Everett stared at the floor. He seemed to be ashamed of that one little detail.
“You have to admit, it was a pretty cool plan,” Patterson said.
“There’s nothing cool about murder,” I said.
Everett looked up. “Anyway, what’s done is done. And John’s right. There’s no stopping us now. The money will be transferred soon, and we have a private plane waiting for us at a private airstrip. Next stop, Mexico.”
“They’ll find you and extradite you,” I said. “You might be able to bribe your way through for a few years, but they’ll catch up with you eventually.”

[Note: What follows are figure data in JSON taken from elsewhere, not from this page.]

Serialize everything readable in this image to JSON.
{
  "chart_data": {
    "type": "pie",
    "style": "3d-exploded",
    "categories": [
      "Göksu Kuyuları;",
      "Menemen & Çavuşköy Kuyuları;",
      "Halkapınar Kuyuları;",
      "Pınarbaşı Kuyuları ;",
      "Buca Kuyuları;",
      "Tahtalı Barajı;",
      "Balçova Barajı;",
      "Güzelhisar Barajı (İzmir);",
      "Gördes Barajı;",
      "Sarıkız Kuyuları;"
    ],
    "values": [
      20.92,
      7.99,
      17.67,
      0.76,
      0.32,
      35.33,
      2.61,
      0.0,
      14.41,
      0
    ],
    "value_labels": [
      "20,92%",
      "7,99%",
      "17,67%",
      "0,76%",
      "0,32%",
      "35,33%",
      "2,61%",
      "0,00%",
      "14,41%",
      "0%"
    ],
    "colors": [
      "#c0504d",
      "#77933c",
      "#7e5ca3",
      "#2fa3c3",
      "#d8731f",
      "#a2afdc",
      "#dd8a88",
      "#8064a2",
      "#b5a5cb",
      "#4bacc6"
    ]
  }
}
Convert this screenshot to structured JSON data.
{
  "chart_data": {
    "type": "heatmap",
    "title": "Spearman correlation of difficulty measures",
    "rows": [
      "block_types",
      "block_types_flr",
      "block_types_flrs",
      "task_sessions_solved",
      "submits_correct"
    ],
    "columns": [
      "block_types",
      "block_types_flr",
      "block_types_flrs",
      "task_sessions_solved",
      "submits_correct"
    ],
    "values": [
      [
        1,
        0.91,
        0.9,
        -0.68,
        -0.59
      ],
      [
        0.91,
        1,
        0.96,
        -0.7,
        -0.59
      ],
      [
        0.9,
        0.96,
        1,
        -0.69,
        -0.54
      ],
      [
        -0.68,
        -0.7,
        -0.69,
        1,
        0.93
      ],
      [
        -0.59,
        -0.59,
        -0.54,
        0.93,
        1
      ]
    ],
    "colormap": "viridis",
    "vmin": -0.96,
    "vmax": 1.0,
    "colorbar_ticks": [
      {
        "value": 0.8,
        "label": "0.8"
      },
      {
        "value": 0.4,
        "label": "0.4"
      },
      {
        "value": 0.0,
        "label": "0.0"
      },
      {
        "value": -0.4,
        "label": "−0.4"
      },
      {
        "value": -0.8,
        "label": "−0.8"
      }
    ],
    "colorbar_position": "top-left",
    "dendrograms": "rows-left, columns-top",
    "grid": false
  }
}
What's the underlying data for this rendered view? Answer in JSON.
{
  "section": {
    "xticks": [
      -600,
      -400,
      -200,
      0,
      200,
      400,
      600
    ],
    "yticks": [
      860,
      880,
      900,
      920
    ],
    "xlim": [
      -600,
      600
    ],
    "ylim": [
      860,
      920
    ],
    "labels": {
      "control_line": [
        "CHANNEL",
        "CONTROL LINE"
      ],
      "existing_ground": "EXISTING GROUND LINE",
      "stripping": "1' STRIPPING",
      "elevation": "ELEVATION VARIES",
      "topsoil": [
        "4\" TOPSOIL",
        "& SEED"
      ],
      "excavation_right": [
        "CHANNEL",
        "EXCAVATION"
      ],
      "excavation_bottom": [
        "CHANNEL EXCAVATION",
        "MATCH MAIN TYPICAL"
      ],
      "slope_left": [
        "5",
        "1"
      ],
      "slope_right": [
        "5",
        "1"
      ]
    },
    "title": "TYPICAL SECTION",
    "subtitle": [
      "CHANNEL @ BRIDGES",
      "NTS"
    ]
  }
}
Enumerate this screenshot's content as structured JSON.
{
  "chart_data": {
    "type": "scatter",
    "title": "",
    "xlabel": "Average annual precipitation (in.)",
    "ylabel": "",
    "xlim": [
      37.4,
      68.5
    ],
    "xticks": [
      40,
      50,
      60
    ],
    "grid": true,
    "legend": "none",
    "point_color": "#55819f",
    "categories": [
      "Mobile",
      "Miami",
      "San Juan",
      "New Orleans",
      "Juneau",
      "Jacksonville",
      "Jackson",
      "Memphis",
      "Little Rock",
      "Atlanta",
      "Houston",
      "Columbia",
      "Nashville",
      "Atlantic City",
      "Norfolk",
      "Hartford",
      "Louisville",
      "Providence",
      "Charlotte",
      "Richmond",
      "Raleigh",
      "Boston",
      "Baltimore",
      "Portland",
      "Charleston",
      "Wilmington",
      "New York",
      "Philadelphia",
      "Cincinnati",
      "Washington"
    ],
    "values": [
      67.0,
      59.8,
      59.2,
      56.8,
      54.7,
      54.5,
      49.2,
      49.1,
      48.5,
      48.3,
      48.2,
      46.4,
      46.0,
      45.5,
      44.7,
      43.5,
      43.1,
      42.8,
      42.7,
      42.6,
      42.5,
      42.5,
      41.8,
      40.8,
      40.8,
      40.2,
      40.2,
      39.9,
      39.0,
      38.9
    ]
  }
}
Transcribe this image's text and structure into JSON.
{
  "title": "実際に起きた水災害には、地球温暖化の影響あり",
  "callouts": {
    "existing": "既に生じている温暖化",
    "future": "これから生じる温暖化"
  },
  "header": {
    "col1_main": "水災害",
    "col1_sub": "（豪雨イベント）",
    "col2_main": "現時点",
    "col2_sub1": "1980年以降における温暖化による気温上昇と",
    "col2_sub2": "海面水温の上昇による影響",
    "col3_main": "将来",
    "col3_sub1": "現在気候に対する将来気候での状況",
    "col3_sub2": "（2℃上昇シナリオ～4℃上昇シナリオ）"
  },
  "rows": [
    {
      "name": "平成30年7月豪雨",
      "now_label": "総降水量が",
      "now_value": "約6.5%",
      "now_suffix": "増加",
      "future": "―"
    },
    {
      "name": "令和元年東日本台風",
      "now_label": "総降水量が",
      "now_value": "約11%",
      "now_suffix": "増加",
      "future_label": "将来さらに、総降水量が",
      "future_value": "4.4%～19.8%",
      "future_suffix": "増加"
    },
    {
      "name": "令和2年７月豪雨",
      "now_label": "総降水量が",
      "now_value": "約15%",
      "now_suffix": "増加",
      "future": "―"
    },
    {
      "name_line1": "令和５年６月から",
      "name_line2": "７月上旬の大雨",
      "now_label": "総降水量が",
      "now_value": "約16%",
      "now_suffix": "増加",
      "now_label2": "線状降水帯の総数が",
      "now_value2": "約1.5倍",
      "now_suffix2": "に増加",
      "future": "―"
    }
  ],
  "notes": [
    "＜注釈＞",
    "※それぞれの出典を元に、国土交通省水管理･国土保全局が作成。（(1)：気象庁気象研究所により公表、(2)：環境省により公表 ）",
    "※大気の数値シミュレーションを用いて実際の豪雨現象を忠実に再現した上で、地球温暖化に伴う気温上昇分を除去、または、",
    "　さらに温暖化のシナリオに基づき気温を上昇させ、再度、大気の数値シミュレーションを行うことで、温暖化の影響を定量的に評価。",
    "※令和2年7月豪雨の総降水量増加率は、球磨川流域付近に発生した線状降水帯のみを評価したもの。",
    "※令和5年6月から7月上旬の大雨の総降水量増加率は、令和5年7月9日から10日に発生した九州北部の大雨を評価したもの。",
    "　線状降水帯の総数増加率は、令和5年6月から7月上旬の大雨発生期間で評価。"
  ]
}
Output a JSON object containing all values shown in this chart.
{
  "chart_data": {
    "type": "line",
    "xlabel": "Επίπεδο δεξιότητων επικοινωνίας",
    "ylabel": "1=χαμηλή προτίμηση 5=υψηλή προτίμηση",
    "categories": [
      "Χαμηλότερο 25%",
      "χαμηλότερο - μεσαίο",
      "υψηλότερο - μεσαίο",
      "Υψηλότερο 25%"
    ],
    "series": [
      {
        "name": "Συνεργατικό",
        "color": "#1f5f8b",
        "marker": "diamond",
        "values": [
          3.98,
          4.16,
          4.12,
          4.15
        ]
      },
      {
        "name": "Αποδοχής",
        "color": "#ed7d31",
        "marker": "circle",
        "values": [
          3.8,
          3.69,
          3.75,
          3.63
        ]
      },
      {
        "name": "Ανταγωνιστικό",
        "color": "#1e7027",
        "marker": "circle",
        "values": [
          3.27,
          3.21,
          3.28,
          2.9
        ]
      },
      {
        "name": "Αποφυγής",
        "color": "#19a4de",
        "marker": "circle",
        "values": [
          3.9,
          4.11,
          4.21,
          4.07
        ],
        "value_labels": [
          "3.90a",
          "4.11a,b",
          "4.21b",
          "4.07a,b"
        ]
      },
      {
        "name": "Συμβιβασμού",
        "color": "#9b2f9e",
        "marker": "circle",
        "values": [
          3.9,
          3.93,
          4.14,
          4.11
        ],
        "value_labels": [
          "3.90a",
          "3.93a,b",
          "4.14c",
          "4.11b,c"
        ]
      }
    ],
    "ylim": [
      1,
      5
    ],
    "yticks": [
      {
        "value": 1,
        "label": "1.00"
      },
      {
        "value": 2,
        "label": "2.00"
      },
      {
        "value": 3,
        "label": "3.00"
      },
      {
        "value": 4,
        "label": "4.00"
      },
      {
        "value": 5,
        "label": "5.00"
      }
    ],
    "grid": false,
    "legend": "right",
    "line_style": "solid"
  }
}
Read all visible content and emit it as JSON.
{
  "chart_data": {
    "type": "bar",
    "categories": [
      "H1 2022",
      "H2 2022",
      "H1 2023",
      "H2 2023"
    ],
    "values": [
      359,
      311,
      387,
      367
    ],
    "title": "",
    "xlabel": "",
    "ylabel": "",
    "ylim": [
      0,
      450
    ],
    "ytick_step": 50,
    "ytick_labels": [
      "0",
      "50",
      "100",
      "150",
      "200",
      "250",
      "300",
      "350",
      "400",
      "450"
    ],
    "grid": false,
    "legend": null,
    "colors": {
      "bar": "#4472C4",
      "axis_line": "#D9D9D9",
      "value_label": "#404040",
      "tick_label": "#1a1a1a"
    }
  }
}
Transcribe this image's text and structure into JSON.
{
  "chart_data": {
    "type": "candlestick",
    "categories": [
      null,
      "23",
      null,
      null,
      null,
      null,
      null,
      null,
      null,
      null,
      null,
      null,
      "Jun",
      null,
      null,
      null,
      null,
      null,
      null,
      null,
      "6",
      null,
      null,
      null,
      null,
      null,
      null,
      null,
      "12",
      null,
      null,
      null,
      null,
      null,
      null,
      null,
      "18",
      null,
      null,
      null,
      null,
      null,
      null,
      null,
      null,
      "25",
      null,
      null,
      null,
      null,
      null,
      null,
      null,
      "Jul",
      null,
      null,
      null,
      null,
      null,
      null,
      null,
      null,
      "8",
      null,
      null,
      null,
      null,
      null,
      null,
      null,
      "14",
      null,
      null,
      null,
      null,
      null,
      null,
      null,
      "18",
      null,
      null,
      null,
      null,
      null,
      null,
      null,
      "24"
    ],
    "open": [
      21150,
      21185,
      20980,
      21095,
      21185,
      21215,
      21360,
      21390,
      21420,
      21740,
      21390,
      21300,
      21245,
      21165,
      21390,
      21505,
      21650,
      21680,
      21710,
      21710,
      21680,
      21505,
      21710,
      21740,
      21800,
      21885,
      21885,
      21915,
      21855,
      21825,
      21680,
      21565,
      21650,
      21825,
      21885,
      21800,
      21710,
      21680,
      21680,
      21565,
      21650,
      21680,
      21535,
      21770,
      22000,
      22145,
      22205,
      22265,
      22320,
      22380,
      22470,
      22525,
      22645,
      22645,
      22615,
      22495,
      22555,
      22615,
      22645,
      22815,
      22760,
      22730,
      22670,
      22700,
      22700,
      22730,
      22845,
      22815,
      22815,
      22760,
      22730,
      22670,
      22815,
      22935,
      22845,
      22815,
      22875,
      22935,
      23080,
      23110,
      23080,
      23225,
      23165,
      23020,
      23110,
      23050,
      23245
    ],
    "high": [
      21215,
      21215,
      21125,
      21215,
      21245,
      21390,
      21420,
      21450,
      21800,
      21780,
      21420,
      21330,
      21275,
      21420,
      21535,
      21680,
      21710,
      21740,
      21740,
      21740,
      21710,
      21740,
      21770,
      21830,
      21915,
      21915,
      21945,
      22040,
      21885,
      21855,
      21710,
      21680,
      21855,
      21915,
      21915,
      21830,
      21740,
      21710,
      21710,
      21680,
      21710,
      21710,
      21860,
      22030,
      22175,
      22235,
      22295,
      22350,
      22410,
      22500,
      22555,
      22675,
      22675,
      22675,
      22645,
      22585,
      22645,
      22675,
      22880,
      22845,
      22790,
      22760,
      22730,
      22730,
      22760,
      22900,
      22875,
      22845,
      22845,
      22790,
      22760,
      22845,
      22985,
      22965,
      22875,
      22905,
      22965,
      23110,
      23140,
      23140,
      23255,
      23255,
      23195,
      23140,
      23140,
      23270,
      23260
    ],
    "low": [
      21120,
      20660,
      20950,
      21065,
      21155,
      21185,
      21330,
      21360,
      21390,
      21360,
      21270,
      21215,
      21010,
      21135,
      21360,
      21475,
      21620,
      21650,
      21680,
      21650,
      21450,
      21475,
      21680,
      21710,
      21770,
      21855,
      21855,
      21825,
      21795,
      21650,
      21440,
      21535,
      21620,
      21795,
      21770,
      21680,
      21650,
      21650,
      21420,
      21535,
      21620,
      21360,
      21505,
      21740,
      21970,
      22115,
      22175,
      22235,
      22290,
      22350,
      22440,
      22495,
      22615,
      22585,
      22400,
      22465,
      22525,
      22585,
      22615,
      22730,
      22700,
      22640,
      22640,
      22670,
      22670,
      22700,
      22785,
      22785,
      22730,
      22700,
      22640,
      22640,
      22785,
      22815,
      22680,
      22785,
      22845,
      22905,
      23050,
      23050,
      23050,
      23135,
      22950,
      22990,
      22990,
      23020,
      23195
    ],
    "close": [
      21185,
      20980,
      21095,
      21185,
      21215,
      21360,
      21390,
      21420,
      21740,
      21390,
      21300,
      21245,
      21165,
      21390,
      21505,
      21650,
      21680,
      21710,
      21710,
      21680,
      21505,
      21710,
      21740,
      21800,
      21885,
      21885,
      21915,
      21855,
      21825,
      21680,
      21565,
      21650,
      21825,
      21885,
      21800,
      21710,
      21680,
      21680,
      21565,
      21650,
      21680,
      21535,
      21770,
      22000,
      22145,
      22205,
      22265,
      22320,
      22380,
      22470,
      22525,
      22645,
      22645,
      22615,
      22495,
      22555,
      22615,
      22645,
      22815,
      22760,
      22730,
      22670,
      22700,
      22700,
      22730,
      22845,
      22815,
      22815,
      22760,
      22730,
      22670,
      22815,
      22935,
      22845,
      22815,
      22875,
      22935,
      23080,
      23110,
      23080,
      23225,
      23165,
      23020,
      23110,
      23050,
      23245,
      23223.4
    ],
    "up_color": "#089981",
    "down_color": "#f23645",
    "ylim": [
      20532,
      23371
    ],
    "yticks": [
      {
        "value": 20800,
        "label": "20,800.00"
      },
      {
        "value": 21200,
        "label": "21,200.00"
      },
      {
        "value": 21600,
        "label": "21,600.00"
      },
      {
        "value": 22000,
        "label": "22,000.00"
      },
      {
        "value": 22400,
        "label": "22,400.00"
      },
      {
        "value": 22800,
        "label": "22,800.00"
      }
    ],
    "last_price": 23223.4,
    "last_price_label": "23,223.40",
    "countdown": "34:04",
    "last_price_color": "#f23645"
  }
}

“Oh, we’re not going to stay in Mexico,” Patterson said. “That’s just the first leg of our trip. We have everything lined up to be in the Philippines by day after tomorrow. No extradition from there. With twenty million dollars at our disposal, we’re going to live like kings. We can buy our own island if we want to.”
“So what are you going to do now?” I said. “Shoot me? The band downstairs is loud, but it’s not loud enough to mask a shotgun blast. And it’s going to be kind of hard to explain all the blood splatters on the wall.”
Everett turned to Patterson. “That’s a good question,” he said. “What are we going to do with him?”
Patterson set the shotgun down and grabbed one of the pillows from the bed. He stood and walked over and picked my revolver up off the floor.
“Simple,” he said. “We’ll just shoot him with his own gun and leave him here. We’ll use the pillow for a silencer. I saw it on TV. Works like a charm. By the time someone comes in to check on the room, we’ll be long gone.”
Beads of sweat dotted Everett’s forehead. He looked at his watch.
“All right,” he said. “Go ahead and get it over with. We need to get out of here.”
Patterson handed him the gun and the pillow. “I did the girl, bubba. It’s your turn.”